Member of the Sejm of Poland
- In office 12 November 2018 – 12 November 2023

Member of the Szczecinek County Council
- In office 2018–2024

Member of the Szczecinek City Council
- In office 2002–2006
- In office 1990–1998

Personal details
- Born: 1 February 1951 (age 74) Łódź, Poland
- Party: Independent (2024–present); Civic Platform (2001–2024); Democratic Union (before 2001); Movement of the Hundred (before 2001);
- Children: Jakub Hardie-Douglas
- Education: Medical University of Łódź
- Occupation: Politician; Surgeon;

= Jerzy Hardie-Douglas =

Polish politician (born 1951)

Jerzy Hardie-Douglas (born 1 February 1951; /pl/, /en-GB/) is a politician and surgeon. Since 2024, he is the mayor of Szczecinek, Poland, previously also holding the office between 2006 and 2018. From 2018 to 2023, he was also a member of the Sejm of Poland.

== Biography ==
Jerzy Hardie-Douglas was born on 1 February 1951 in Łódź, Poland. He is Polish of Scottish descent. His ancestor moved to Ukraine from Scotland in the 19th century. His father, Jakub Douglas (1920–1998) fought in the Warsaw Uprising during the Second World War, and his grandfather, James Douglas (1878–1956), was a diplomat and an activist for Polish independence.

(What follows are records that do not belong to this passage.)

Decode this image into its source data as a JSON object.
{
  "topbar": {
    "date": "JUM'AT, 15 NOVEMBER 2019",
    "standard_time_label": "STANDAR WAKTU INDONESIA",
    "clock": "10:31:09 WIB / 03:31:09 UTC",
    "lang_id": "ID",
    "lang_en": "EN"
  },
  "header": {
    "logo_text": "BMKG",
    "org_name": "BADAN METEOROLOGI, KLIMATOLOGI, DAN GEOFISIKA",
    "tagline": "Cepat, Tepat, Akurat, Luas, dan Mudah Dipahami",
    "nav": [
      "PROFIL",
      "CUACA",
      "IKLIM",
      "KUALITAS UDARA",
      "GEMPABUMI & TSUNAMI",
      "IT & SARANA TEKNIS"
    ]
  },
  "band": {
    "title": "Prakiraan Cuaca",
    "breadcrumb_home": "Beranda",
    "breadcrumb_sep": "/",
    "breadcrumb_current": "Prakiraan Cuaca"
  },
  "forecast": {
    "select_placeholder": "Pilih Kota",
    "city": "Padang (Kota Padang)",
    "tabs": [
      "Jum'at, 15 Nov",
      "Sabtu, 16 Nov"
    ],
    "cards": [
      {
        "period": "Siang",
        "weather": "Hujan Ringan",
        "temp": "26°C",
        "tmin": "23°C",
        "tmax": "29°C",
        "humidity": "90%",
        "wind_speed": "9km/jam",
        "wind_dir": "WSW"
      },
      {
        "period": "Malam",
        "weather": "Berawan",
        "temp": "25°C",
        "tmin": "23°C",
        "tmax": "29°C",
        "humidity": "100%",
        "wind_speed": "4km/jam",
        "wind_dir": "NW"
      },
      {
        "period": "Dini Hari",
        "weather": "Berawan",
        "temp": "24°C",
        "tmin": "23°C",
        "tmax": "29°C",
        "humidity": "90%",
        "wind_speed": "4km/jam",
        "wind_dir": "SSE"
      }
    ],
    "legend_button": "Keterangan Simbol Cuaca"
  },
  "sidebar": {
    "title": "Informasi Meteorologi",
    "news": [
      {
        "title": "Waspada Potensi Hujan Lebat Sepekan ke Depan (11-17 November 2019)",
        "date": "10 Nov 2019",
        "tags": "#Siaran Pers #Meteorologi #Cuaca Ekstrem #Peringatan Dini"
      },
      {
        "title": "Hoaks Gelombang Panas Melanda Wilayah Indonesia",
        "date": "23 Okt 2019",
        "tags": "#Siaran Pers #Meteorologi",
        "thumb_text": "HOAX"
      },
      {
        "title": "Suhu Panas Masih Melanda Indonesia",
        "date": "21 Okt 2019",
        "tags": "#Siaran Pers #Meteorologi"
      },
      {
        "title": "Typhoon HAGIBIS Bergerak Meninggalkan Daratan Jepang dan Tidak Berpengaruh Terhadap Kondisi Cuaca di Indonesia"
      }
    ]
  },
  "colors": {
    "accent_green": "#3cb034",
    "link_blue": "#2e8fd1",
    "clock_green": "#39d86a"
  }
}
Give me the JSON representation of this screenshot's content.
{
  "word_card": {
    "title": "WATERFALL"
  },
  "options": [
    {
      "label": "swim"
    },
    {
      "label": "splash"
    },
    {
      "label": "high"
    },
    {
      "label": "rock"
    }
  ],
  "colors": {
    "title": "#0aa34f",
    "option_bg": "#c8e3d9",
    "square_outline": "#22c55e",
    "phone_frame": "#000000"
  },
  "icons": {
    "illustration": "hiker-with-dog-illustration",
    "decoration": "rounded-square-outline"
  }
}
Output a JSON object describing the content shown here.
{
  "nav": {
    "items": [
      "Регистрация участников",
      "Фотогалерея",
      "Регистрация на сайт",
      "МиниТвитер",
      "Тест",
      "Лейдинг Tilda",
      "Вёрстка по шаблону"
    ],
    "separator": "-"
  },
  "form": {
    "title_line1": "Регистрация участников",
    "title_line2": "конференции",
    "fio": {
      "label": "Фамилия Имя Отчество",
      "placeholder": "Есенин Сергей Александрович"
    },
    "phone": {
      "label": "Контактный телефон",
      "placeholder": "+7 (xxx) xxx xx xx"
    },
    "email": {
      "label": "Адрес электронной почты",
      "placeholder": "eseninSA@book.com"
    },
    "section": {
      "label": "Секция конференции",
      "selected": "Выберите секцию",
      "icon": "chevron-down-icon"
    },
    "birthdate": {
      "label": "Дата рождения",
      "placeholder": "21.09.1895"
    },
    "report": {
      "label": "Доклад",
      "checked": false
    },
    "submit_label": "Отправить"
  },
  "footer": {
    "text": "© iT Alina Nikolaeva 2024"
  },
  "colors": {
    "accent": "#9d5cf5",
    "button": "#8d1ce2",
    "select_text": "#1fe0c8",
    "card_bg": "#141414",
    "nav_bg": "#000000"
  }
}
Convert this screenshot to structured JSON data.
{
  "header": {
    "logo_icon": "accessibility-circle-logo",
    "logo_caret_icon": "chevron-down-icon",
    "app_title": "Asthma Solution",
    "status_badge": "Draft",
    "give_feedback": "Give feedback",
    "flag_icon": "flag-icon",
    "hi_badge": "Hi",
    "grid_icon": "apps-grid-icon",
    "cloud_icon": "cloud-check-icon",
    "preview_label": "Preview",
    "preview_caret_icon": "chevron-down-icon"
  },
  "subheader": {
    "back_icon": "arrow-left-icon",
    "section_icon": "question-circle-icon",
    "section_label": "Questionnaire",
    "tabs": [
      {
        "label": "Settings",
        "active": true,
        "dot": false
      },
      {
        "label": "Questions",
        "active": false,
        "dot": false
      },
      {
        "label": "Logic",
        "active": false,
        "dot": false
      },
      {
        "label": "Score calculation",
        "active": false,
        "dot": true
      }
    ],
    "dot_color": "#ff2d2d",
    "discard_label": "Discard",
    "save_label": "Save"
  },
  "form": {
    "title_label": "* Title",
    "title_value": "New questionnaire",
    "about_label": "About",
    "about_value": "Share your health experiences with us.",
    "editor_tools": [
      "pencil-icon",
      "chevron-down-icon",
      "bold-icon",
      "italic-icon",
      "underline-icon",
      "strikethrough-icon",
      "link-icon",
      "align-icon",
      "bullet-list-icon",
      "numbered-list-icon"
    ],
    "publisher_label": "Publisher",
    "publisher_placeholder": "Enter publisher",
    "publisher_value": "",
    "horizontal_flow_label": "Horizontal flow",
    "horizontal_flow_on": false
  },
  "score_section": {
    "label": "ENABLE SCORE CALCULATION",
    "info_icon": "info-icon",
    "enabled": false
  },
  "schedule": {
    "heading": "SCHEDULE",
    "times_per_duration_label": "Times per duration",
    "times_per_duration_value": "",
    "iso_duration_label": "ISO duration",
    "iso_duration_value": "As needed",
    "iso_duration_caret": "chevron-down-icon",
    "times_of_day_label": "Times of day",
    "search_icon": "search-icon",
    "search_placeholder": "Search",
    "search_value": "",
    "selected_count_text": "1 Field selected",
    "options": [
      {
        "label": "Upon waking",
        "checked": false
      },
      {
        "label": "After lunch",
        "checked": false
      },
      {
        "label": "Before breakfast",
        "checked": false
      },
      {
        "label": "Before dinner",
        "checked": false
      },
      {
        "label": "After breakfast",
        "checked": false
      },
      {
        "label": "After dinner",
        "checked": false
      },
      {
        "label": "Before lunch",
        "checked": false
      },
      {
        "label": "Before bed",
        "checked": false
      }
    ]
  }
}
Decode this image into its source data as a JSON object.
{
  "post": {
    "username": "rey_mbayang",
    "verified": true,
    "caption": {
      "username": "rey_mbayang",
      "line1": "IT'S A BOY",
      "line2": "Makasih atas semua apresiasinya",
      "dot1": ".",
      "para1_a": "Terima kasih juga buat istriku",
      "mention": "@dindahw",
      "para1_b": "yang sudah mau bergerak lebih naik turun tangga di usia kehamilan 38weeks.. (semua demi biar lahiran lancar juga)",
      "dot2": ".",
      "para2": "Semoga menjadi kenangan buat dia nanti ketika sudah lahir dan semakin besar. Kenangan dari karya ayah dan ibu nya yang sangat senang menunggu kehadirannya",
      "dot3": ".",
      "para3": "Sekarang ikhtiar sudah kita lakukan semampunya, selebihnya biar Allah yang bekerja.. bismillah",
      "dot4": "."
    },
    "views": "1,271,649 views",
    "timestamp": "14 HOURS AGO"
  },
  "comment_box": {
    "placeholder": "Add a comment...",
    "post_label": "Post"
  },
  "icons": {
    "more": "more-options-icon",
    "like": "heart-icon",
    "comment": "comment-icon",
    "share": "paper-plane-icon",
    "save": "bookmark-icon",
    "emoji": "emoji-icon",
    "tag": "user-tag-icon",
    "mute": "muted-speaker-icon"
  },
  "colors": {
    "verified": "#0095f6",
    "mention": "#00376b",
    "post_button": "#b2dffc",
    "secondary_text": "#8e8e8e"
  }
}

After graduating from highschool, he began working in the emergency medical services in Łódź, and as a hospital nurse in Zgierz. From 1970 to 1972 he studied at the Medical University of Gdańsk, and in 1976, he has graduated from the Medical University of Łódź. He has specialised in medicine, general and oncological surgery. In 1976 he began working in a hospital in Szczecinek, from 1985 to 1992, he was a director of the city emergency medical services, and from 1992 to 2002, a medical director of the ward of general surgery. Later he worked in a private clinic, and a military clinic.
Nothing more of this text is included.